Hiring a rocket scientist and promoting an IT expert who has no law degree to partner might sound like unusual moves for a law firm. But they form part of  Australian firm Clayton Utz's push into technology and forensic services.

Launched close to three years ago, Clayton Utz's Forensic and Technology Services offering brings together the legal component with the investigatory and forensic aspects of matters such as bullying and harassment allegations, fraud within companies and discovery.

"The service is about that collecting information, about analysing that information and producing it in a way that lawyers can give the right advice in an efficient manner and in an effective manner to clients to make those business decisions," said Paul Fontanot, the national practice group leader of the Forensic and Technology Services team.

It is work that was typically carried out by large accounting firms, but Fontanot says lawyers are catching up. "The law firms have not traditionally, in my experience, invested heavily in technology solutions," he said. "They use the word 'innovation' but it's not as adaptive as what the accounting firms have invested in technology."

However, more law firms in Australia and globally are pushing into non-legal services as they seek to capture more work from clients and defend their turf against legal offerings from accounting firms.

The firm's FTS team now numbers more than 140 people, most of them data scientists, mathematicians, actuaries, accountants and IT forensics experts. Only a handful are lawyers. But the team works with lawyers in other practice groups at the firm, which is one of the two remaining independent firms that were once part of what was known as the 'Big Six'. The other four either merged or formed associations with firms from other countries.

Earlier this year, Clayton Utz hired a woman who built her first computer at the age of six and a man with a degree in astrophysics.

"The way that he processes information in terms of the way he thinks is unbelievable," Fontanot said. "Here's a youngster that thinks differently from a lawyer yet can help solve problems by coming at it with a different, diverse skillset."

FTS grew out of Clayton Utz's eDiscovery offering when Fontanot joined from Ernst & Young in 2017 to launch the new capability. A forensic accountant – not a lawyer – he became the firm's first partner without a law degree.

Owen Bourke, a director at Clayton Utz who has a background in forensic investigations and previously worked for the Australian government's tax office and for its corporate regulator, will become the firm's second non-lawyer partner, starting January 1.

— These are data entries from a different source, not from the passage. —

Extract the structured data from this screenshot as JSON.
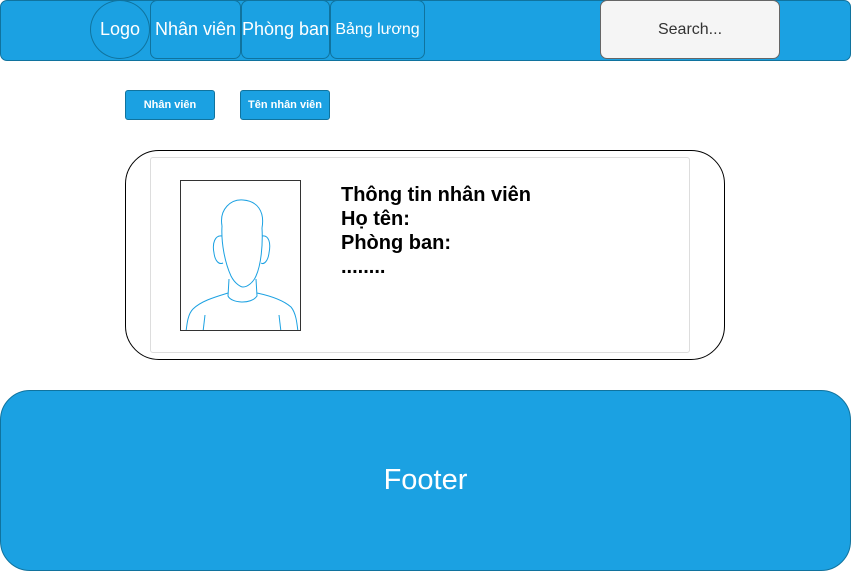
{
  "navbar": {
    "logo": "Logo",
    "items": [
      "Nhân viên",
      "Phòng ban",
      "Bảng lương"
    ],
    "search_placeholder": "Search..."
  },
  "actions": {
    "employee_button": "Nhân viên",
    "employee_name_button": "Tên nhân viên"
  },
  "card": {
    "title": "Thông tin nhân viên",
    "name_label": "Họ tên:",
    "department_label": "Phòng ban:",
    "more": "........",
    "photo_icon": "person-avatar-icon"
  },
  "footer": {
    "label": "Footer"
  },
  "colors": {
    "accent": "#1ba1e2",
    "border": "#10739e"
  }
}
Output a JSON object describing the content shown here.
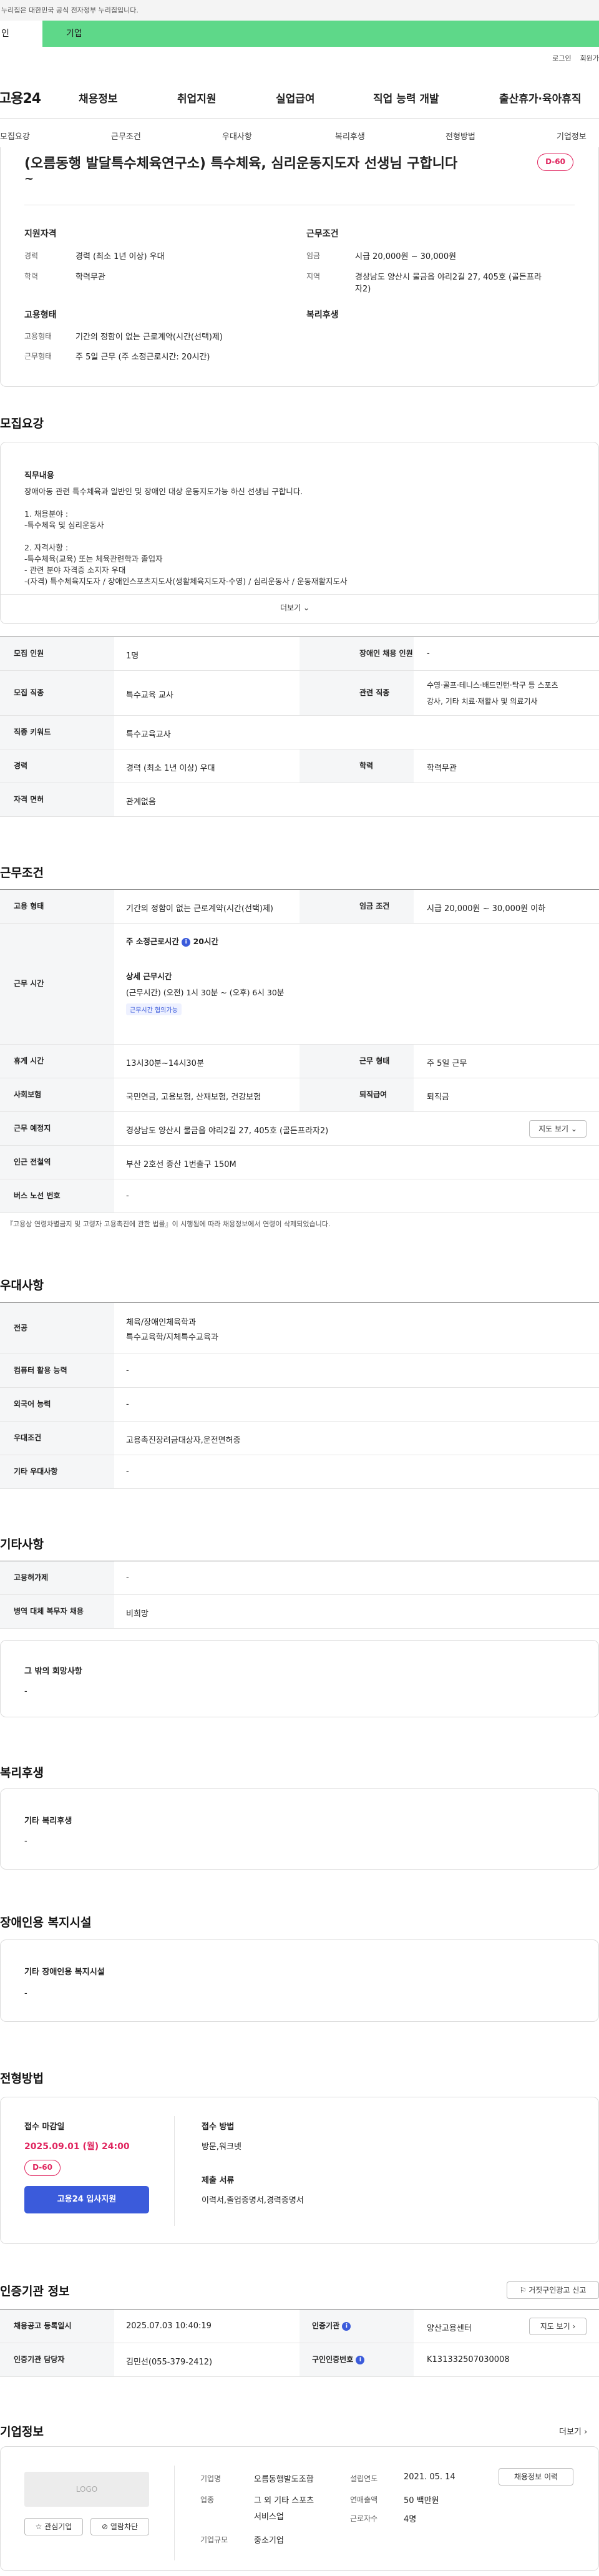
{
  "gov_banner": "누리집은 대한민국 공식 전자정부 누리집입니다.",
  "user_tabs": [
    "인",
    "기업"
  ],
  "top_links": [
    "로그인",
    "회원가"
  ],
  "logo": "고용24",
  "gnb": [
    "채용정보",
    "취업지원",
    "실업급여",
    "직업 능력 개발",
    "출산휴가·육아휴직"
  ],
  "snb": [
    "모집요강",
    "근무조건",
    "우대사항",
    "복리후생",
    "전형방법",
    "기업정보"
  ],
  "job": {
    "title_line1": "(오름동행 발달특수체육연구소) 특수체육, 심리운동지도자 선생님 구합니다",
    "title_line2": "~",
    "dday": "D-60",
    "qual_title": "지원자격",
    "work_title": "근무조건",
    "emp_title": "고용형태",
    "welfare_title": "복리후생",
    "career_label": "경력",
    "career": "경력 (최소 1년 이상) 우대",
    "edu_label": "학력",
    "edu": "학력무관",
    "wage_label": "임금",
    "wage": "시급 20,000원 ~ 30,000원",
    "loc_label": "지역",
    "loc_line1": "경상남도 양산시 물금읍 야리2길 27, 405호 (골든프라",
    "loc_line2": "자2)",
    "emptype_label": "고용형태",
    "emptype": "기간의 정함이 없는 근로계약(시간(선택)제)",
    "worktype_label": "근무형태",
    "worktype": "주 5일 근무 (주 소정근로시간: 20시간)"
  },
  "recruit": {
    "title": "모집요강",
    "duty_title": "직무내용",
    "duty_lines": [
      "장애아동 관련 특수체육과 일반인 및 장애인 대상 운동지도가능 하신 선생님 구합니다.",
      "",
      "1. 채용분야 :",
      "-특수체육 및 심리운동사",
      "",
      "2. 자격사항 :",
      "-특수체육(교육) 또는 체육관련학과 졸업자",
      "- 관련 분야 자격증 소지자 우대",
      "-(자격) 특수체육지도자 / 장애인스포츠지도사(생활체육지도자-수영) / 심리운동사 / 운동재활지도사"
    ],
    "more": "더보기",
    "rows": [
      {
        "k": "모집 인원",
        "v": "1명",
        "k2": "장애인 채용 인원",
        "v2": "-"
      },
      {
        "k": "모집 직종",
        "v": "특수교육 교사",
        "k2": "관련 직종",
        "v2a": "수영·골프·테니스·배드민턴·탁구 등 스포츠",
        "v2b": "강사, 기타 치료·재활사 및 의료기사"
      },
      {
        "k": "직종 키워드",
        "v": "특수교육교사"
      },
      {
        "k": "경력",
        "v": "경력 (최소 1년 이상) 우대",
        "k2": "학력",
        "v2": "학력무관"
      },
      {
        "k": "자격 면허",
        "v": "관계없음"
      }
    ]
  },
  "work": {
    "title": "근무조건",
    "emptype_k": "고용 형태",
    "emptype_v": "기간의 정함이 없는 근로계약(시간(선택)제)",
    "wage_k": "임금 조건",
    "wage_v": "시급 20,000원 ~ 30,000원 이하",
    "hours_k": "근무 시간",
    "hours_week": "주 소정근로시간",
    "hours_week_v": "20시간",
    "hours_detail_t": "상세 근무시간",
    "hours_detail_v": "(근무시간) (오전) 1시 30분 ~ (오후) 6시 30분",
    "hours_tag": "근무시간 협의가능",
    "rest_k": "휴게 시간",
    "rest_v": "13시30분~14시30분",
    "form_k": "근무 형태",
    "form_v": "주 5일 근무",
    "ins_k": "사회보험",
    "ins_v": "국민연금, 고용보험, 산재보험, 건강보험",
    "ret_k": "퇴직급여",
    "ret_v": "퇴직금",
    "place_k": "근무 예정지",
    "place_v": "경상남도 양산시 물금읍 야리2길 27, 405호 (골든프라자2)",
    "map_btn": "지도 보기",
    "sta_k": "인근 전철역",
    "sta_v": "부산 2호선 증산 1번출구 150M",
    "bus_k": "버스 노선 번호",
    "bus_v": "-",
    "note": "『고용상 연령차별금지 및 고령자 고용촉진에 관한 법률』이 시행됨에 따라 채용정보에서 연령이 삭제되었습니다."
  },
  "pref": {
    "title": "우대사항",
    "major_k": "전공",
    "major_v1": "체육/장애인체육학과",
    "major_v2": "특수교육학/지체특수교육과",
    "pc_k": "컴퓨터 활용 능력",
    "pc_v": "-",
    "lang_k": "외국어 능력",
    "lang_v": "-",
    "cond_k": "우대조건",
    "cond_v": "고용촉진장려금대상자,운전면허증",
    "etc_k": "기타 우대사항",
    "etc_v": "-"
  },
  "other": {
    "title": "기타사항",
    "hire_k": "고용허가제",
    "hire_v": "-",
    "mil_k": "병역 대체 복무자 채용",
    "mil_v": "비희망",
    "wish_t": "그 밖의 희망사항",
    "wish_v": "-"
  },
  "welfare": {
    "title": "복리후생",
    "etc_t": "기타 복리후생",
    "etc_v": "-"
  },
  "facility": {
    "title": "장애인용 복지시설",
    "etc_t": "기타 장애인용 복지시설",
    "etc_v": "-"
  },
  "process": {
    "title": "전형방법",
    "deadline_t": "접수 마감일",
    "deadline_v": "2025.09.01 (월) 24:00",
    "dday": "D-60",
    "apply_btn": "고용24 입사지원",
    "method_t": "접수 방법",
    "method_v": "방문,워크넷",
    "docs_t": "제출 서류",
    "docs_v": "이력서,졸업증명서,경력증명서"
  },
  "auth": {
    "title": "인증기관 정보",
    "report_btn": "거짓구인광고 신고",
    "reg_k": "채용공고 등록일시",
    "reg_v": "2025.07.03 10:40:19",
    "org_k": "인증기관",
    "org_v": "양산고용센터",
    "map_btn": "지도 보기",
    "mgr_k": "인증기관 담당자",
    "mgr_v": "김민선(055-379-2412)",
    "no_k": "구인인증번호",
    "no_v": "K131332507030008"
  },
  "company": {
    "title": "기업정보",
    "more": "더보기",
    "logo": "LOGO",
    "fav": "관심기업",
    "block": "열람차단",
    "name_k": "기업명",
    "name_v": "오름동행발도조합",
    "ind_k": "업종",
    "ind_v1": "그 외 기타 스포츠",
    "ind_v2": "서비스업",
    "size_k": "기업규모",
    "size_v": "중소기업",
    "year_k": "설립연도",
    "year_v": "2021. 05. 14",
    "sales_k": "연매출액",
    "sales_v": "50 백만원",
    "emp_k": "근로자수",
    "emp_v": "4명",
    "history_btn": "채용정보 이력"
  }
}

The promotion is an indication that FTS is considered a practice area in its own right with the potential for staff promotion, Fontanot said.

"It is absolutely a selling point for recruitment," he said. "Individuals are looking at this and saying, 'we're not the shared office or shared back-office support function', [seeing] that there is a prospect of them progressing through the ranks with an opportunity of becoming a partner."

FTS investigates fraud and corruption for clients and also offers consulting services to try to mitigate these occurrences by drawing on data analytics to examine payroll data, accounts data and emails to spot any unusual patterns.

There is also litigation support with document management, identifying the information an organisation has and using mathematicians and data scientists to collect and analyse it. This service has been kept busy by the various government inquiries that have arisen in Australia during the past couple of years, into such sectors as finance, aged care and the institutional abuse of children.

A cyber incident response offering investigates how a breach or a leak occurred, how hackers gained access and what they might have left behind. "Instead of outsourcing that to a Big Four accounting firm or IT firm, we can do that in-house and give it to the legal team to actually help with their reporting obligations for their client," Fontanot said.

Some of the work FTS has undertaken helps companies understand their supply chain so they can comply with the Modern Slavery Act. They identify and examine suppliers by analysing accounting records, due diligence reports and media reports.

When the firm is called in by a company on a fraud matter, legal issues arise, such as whether the incident is reported to the police, what happens to the fraudster and how any funds might be recovered. But these decisions require evidence to support the lawyers' advice and actions.

"We'll go in and image and forensically capture the person's laptop, their mobile phone. We'll search the offices or office. We'll gather their emails. We'll look at which websites they've been clicking on because quite often they'll have a personal email address on the work computer," Fontanot said.

FTS also works with several Australian sporting codes to determine whether any players have been breaching rules on sports betting, and it conducts internal audits of three large share-market-listed companies. Separate from the statutory audits required by financial regulations, these audits seek to detect fraud as well as inappropriate behaviours, such as the misuse of travel or entertainment accounts.

Fontanot said the service has gone from strength to strength in the nearly three years it has been operating. It exceeded its three-year budget target by 50% in the first year of operation, he said, adding that he expects other firms to follow.

"I wonder, in the next short while, that law firms here in Australia will probably need to think about their strategies and see whether there are changes that they need to make, particularly around technology and innovation," he said.